JDN.
Pourquoi avez-vous ressenti le besoin de réactualiser
votre rapport sur les PME et Internet ?
Jean-Michel Yolin.
A l'origine, c'est un rapport que j'ai réalisé
en 1996 sur commande de Franck Borotra, qui était
ministre de l'industrie, de la Poste et des Télécommunications
dans le gouvernement d'Alain Juppé II. A l'époque,
les débats autour des enjeux Internet appliqués
aux PME-PMI débutaient en France. Mon rapport
avait pour objectif d'éclaircir l'action du gouvernement
dans ce domaine. Aujourd'hui, nous sommes dans une autre
problématique.
De
quelles manières les entreprises peuvent-elles
tirer parti des nouvelles technologies ?
Le principal intérêt se
situe dans les relations inter-entreprises. En ce qui
concerne les grands groupes, le développement
de standards techniques et de protocoles d'échanges
de données hétérogènes a
favorisé ce mouvement. Nous sommes passés
d'une approche "ponts-et-chaussées"
avec des schémas directeurs bien cadrés
à une vision plus biologique avec des développements
permanents.
Auriez-vous
un exemple concret pour illustrer cette "vision
biologique" ?
Dans le domaine de l'aéronautique, nous observons
un phénomène de grappes d'entreprises
avec un recours important à l'externalisation
des prestations. Il arrive que la sous-traitance soit
poussée jusqu'au quatrième niveau. Confrontée
à des soucis de réduction des coûts
de production et de délais de conception, l'industrie
aéronautique réfléchit au moyen
d'intégrer les sous-traitants dans un mode "cluster".
C'est l'une des principales problématiques du
programme BoostAero et de sa composante e-PME. Le vice-président
de Boeing, en charge de la stratégie des systèmes
d'information, a l'habitude de dire que dans la conception
d'un avion, il y a 80 % d'info-management et 20 %
de produits physiques. C'est sur le premier volet que
l'on peut obtenir des gains de productivité,
notamment en maîtrisant les nouvelles technologies.
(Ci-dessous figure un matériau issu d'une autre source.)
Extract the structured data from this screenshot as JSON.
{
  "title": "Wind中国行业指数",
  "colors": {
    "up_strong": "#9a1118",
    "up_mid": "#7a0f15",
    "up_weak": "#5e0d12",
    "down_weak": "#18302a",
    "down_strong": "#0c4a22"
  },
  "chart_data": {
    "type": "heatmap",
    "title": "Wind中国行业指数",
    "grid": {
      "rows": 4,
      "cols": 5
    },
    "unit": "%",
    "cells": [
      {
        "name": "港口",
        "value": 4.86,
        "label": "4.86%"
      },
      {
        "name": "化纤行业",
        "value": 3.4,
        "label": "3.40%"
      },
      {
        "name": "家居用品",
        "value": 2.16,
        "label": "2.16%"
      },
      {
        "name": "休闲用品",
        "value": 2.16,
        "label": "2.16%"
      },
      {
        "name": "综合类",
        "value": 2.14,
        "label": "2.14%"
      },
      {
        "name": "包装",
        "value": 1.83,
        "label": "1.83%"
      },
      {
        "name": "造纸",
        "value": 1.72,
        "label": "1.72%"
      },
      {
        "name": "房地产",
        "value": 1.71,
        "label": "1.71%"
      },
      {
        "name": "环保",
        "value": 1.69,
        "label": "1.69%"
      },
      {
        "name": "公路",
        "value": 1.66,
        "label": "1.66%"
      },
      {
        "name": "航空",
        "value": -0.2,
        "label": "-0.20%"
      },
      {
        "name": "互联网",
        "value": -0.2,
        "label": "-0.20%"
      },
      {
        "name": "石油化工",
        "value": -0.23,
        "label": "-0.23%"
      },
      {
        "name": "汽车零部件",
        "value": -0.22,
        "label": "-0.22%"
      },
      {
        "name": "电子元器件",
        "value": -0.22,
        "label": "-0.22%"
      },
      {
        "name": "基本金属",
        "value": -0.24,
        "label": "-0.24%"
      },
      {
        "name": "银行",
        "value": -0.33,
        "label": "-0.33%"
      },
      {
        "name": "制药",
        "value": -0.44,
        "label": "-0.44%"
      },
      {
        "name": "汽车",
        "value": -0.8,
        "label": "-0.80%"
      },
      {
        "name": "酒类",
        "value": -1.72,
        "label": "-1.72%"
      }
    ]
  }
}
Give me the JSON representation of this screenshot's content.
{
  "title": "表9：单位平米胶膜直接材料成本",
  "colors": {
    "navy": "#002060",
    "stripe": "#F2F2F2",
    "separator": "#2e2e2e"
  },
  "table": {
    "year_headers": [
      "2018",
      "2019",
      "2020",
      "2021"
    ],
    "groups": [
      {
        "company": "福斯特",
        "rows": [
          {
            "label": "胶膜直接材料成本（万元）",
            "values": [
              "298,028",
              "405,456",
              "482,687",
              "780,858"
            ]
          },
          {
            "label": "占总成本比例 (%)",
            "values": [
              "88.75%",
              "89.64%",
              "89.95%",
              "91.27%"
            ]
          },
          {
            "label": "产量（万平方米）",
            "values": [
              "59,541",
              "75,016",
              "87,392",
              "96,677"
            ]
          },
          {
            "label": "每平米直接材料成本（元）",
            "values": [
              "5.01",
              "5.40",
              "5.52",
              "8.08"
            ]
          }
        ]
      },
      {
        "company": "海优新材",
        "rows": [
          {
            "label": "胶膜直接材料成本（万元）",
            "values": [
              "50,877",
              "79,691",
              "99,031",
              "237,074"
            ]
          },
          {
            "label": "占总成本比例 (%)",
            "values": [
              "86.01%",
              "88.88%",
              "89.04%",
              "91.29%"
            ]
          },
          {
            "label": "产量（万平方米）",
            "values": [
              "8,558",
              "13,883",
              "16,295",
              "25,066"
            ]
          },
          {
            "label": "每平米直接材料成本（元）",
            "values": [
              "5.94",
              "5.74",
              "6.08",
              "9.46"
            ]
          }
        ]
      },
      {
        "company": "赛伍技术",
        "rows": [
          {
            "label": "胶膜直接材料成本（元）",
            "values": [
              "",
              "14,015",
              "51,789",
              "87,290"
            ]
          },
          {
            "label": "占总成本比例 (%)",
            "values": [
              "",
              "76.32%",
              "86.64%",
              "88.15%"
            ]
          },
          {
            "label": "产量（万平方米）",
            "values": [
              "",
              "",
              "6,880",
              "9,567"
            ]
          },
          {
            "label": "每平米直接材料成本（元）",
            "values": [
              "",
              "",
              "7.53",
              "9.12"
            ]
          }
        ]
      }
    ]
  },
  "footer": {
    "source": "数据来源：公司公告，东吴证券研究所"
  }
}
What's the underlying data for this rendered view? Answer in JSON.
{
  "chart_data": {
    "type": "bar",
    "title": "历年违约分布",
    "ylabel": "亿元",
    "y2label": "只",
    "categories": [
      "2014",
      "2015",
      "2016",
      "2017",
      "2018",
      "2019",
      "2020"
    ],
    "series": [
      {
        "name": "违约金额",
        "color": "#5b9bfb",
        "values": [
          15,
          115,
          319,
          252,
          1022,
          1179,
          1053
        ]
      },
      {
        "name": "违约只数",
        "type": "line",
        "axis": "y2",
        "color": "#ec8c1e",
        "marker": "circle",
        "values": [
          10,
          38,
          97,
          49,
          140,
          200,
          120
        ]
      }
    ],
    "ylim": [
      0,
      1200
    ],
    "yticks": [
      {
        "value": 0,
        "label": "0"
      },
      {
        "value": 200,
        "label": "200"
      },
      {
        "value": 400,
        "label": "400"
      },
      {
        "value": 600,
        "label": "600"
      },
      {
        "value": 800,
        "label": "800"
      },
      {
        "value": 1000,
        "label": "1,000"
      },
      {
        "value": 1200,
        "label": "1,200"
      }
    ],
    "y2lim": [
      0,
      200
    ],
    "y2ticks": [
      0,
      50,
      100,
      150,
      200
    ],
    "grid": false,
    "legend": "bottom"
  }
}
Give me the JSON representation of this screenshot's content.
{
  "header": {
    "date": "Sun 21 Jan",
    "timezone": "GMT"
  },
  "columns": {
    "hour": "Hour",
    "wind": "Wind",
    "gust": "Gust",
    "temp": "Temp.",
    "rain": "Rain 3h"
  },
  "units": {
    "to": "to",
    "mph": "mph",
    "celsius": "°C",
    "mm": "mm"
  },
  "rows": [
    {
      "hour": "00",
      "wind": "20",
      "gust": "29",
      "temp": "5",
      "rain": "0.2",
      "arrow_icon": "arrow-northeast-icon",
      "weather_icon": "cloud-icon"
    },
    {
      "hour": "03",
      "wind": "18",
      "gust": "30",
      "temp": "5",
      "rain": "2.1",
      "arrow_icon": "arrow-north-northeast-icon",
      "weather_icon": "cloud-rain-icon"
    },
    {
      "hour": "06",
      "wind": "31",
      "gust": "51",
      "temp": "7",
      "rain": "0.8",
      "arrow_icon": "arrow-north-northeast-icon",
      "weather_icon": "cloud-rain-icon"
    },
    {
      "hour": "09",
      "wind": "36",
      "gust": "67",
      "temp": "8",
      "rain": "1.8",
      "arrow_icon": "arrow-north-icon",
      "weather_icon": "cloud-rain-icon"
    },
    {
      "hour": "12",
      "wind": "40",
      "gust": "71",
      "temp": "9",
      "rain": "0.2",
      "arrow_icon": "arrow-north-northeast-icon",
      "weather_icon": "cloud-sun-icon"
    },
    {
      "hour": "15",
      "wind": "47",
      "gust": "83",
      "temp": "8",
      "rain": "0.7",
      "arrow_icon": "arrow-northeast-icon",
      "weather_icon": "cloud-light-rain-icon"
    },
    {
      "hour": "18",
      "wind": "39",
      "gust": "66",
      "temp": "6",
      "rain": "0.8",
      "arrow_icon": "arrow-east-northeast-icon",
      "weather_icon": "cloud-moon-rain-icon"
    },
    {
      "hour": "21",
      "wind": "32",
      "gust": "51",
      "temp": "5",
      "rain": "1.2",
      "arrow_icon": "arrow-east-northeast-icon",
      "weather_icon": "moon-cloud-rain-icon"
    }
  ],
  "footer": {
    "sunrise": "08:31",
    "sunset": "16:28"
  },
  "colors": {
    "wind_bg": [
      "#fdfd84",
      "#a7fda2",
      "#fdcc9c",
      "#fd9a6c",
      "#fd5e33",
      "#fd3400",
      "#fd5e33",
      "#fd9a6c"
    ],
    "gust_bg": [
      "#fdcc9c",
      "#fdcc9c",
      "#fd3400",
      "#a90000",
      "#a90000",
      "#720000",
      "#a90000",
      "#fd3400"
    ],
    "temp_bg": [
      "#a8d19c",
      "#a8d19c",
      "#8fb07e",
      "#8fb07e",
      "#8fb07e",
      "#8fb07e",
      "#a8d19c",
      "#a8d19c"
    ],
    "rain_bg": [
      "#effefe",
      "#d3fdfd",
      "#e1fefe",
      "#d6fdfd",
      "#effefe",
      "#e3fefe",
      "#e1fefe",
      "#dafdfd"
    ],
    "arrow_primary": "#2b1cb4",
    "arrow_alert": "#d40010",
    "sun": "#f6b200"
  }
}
Après une première véritable impulsion
en décembre, le Groupement des Industries Françaises
Aéronautiques et Spatiales (Gifas) devrait aboutir à
une harmonisation des standards dans le courant de l'année,
quitte à adopter les modèles américains.
Quels grands groupes français
ont donné l'impulsion dans ce domaine ?
En 1999, la banque d'affaires Morgan
Stanley estimait qu'Usinor était le groupe industriel
qui avait intégré au mieux les enjeux
Internet. A l'époque, Francis Mer était
aux commandes de l'entreprise. Il considérait
que la moitié du capital d'Usinor passait son
temps à rouiller à travers le système
d'organisation clients-fournisseurs et les outils de
production. L'enjeu majeur pour le groupe n'était
pas la création d'un site Web ou de faire du
commerce électronique, il s'agissait surtout
de restructurer l'ensemble de la chaîne clients-fournisseurs
pour être capable de vendre des solutions en acier
dans une logique de fabrication sans stock. Autre exemple :
Renault a également donné le ton en nommant
Jean-Pierre Corniou à la tête de sa direction
des systèmes d'information. Celui-ci n'a pas
un profil d'ingénieur ou d'informaticien. Le
groupe automobile a choisi un représentant du
comité exécutif pour qu'il prenne la main
sur l'organisation et le fonctionnement de l'entreprise.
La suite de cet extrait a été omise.